A new concept of an entrance block E(A, B) of two general A and B is introduced. Choosing a reference point a0 in block A, the contact between blocks A and B transferred to the contact between a point a0 and entrance block E(A, B).

Following figures are convex and complex entrance blocks E(A, B), where B is the solid block, A is the frame block, E(A, B) is the transparent block and a0 is the black dot which is the center of gravity of block A.

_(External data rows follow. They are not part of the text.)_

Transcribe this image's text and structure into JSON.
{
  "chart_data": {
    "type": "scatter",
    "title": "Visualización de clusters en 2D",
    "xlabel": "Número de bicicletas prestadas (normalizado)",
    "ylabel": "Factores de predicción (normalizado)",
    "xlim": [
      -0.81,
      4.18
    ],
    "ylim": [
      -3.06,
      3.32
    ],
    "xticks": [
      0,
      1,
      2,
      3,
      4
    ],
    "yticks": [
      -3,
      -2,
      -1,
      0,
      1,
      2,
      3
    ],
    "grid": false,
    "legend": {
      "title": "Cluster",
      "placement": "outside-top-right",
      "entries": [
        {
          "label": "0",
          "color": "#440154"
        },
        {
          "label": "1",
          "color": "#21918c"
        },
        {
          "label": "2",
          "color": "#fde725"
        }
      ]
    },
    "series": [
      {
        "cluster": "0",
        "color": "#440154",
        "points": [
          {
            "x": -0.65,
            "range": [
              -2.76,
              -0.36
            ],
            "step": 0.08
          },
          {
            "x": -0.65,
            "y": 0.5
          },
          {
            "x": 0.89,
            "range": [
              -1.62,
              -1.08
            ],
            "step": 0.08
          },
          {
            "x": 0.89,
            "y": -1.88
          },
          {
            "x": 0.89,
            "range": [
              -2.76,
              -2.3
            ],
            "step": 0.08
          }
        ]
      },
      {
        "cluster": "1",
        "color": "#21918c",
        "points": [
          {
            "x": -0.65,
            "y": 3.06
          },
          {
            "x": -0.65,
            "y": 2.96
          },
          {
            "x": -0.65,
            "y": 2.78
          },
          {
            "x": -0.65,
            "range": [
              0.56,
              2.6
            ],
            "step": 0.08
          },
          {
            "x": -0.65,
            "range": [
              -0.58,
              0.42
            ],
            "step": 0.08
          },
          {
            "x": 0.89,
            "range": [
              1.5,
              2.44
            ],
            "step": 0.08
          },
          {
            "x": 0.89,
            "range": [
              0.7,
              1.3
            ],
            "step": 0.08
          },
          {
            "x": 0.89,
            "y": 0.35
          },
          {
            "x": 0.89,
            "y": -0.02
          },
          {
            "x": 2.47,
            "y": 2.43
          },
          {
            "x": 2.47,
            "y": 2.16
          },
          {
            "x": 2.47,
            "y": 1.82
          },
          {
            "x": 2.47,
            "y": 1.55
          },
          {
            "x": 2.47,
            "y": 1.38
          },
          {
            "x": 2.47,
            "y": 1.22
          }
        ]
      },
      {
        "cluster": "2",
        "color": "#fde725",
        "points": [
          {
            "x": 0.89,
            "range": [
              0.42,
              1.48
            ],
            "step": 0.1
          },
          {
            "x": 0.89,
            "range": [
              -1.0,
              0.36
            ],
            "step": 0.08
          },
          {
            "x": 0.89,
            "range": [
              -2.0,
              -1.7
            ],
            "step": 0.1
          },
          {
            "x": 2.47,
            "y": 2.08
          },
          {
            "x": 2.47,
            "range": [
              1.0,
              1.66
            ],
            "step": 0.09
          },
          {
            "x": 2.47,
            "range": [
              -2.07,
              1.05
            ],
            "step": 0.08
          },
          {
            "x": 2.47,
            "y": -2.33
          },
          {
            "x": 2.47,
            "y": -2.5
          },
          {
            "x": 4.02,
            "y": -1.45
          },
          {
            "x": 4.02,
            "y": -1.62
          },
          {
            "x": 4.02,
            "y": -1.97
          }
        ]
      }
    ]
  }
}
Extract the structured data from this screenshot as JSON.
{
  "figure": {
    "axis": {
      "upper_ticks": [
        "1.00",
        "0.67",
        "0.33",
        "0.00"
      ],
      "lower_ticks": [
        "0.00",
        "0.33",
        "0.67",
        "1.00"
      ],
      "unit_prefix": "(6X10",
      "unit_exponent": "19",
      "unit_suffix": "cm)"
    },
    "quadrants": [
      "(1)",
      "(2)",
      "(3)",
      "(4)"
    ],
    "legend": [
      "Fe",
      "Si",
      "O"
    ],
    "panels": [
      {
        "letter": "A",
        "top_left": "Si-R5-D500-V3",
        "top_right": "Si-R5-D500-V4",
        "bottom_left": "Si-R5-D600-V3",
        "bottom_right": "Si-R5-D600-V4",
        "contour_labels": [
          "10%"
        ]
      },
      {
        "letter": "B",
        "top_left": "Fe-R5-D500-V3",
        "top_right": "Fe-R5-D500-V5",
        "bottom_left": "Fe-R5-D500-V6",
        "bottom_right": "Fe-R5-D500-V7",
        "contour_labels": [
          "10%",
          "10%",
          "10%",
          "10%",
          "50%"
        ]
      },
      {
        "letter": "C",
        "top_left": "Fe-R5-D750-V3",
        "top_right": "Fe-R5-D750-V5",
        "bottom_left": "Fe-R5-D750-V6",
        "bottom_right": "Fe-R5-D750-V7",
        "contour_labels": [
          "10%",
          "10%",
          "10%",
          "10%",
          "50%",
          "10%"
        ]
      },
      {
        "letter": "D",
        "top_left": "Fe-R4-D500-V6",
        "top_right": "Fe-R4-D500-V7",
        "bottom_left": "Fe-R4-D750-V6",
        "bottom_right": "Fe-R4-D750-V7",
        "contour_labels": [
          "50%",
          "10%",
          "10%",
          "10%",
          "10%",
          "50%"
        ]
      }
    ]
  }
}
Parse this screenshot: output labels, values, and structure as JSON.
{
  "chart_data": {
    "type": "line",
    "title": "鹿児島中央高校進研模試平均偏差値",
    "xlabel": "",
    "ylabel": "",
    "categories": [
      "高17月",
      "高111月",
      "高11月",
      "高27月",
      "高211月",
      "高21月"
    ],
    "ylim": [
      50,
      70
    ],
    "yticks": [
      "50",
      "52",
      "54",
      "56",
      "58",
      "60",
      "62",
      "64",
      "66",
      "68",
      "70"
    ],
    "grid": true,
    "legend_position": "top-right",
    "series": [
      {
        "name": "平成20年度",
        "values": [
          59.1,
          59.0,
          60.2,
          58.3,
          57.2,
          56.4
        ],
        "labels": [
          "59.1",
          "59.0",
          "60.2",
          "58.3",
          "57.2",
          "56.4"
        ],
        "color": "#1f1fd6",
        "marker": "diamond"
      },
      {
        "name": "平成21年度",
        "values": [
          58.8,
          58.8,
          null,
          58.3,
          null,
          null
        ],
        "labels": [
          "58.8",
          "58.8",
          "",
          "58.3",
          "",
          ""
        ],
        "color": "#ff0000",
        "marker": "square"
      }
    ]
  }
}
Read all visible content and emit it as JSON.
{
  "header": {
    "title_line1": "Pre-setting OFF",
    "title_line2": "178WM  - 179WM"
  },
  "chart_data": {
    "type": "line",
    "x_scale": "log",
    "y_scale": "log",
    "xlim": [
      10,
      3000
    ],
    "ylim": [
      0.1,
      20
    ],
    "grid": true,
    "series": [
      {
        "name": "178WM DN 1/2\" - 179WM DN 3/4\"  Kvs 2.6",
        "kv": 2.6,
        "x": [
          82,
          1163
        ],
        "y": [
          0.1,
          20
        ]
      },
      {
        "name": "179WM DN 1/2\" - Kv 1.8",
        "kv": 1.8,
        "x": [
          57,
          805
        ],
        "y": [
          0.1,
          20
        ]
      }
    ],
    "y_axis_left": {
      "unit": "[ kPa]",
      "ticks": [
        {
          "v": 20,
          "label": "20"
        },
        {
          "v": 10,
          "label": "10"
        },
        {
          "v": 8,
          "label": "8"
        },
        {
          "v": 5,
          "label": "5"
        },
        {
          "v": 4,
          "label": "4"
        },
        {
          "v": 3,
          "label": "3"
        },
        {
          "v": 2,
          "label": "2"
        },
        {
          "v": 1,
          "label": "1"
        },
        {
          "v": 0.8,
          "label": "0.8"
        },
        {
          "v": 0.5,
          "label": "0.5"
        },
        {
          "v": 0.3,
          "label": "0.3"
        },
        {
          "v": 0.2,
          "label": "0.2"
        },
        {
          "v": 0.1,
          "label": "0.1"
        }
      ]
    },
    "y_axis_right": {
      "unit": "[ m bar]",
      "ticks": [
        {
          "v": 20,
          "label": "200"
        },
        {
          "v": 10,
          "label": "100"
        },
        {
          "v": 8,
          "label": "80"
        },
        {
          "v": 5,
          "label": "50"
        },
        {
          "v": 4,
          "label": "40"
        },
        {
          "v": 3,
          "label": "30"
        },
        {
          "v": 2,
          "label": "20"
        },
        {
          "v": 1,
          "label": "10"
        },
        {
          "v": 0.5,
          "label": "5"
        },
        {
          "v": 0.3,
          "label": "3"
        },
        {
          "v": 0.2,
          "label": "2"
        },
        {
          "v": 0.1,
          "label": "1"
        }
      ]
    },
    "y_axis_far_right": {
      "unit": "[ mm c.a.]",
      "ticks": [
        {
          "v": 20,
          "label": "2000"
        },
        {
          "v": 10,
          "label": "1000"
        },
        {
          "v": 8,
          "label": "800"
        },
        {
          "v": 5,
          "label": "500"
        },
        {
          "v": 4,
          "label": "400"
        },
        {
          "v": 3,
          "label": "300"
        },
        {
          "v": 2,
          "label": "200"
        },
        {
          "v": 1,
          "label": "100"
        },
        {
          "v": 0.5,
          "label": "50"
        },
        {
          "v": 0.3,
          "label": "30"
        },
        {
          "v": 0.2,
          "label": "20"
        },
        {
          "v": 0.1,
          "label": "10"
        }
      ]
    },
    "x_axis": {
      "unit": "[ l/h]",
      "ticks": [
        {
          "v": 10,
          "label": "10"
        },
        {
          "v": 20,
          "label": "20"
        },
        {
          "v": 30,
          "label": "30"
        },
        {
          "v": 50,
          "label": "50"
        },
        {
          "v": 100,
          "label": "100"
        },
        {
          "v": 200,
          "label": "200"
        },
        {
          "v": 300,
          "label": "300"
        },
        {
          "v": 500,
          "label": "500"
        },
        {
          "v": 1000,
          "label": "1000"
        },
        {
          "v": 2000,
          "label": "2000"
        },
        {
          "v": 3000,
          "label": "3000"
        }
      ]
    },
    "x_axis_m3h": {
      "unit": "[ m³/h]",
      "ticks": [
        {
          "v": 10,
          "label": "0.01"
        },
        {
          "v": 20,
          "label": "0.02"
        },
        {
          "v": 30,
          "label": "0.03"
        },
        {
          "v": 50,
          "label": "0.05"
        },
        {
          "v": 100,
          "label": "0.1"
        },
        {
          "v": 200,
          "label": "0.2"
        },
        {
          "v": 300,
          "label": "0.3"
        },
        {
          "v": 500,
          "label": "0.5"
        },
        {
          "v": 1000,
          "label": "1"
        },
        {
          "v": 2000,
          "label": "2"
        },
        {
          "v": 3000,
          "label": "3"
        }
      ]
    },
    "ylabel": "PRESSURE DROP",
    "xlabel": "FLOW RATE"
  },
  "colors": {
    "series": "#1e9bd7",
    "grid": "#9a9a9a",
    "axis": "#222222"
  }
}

PL06 Title: Microstructural material database for self-consistent clustering analysis of strain softening materials
Lecturer: Prof. Wing Kam Liu, Northwestern University, United States
The advent of advanced processing and manufacturing techniques provides unparalleled freedom to design new material classes with complex microstructures across scales from nanometers to meters. As these new materials become more prevalent in design and manufacturing, so does the need to understand the failure limits of these materials. To design using these materials it is necessary to develop high fidelity multiscale material models that capture the bulk structural performance while accounting for the microscopic aspects, which are extremely important in advanced materials. In this lecture a new data-driven computational framework for the analysis and design of these complex material systems will be presented. A mechanistic concurrent multiscale method called self-consistent clustering analysis (SCA) is developed for general inelastic heterogeneous material systems. The efficiency of SCA is achieved via data compression algorithms which group local microstructures into clusters during the off-line training stage, thereby reducing required computational expense. Its accuracy is guaranteed by introducing a self-consistent method for solving the Lippmann-Schwinger integral equation in the on-line predicting stage. The integration of microstructure reconstruction and subsequent high-fidelity multiscale predictions of the materials behavior leads to the generation of vast amounts of reliable data. This structure-property feedback loop enables the design of new material systems with new capabilities. In mathematical physics, the “structure” and “property” can be interpreted as the nonlocal interaction of the microstructure clusters and the virtual work at the corresponding material point, respectively. Based on the computational design of experiments, data mining techniques offer the ability to discover the influence of the microstructure on the macroscopic materials behavior. The proposed framework will be illustrated for advanced composites and the integrated design of various advanced material systems.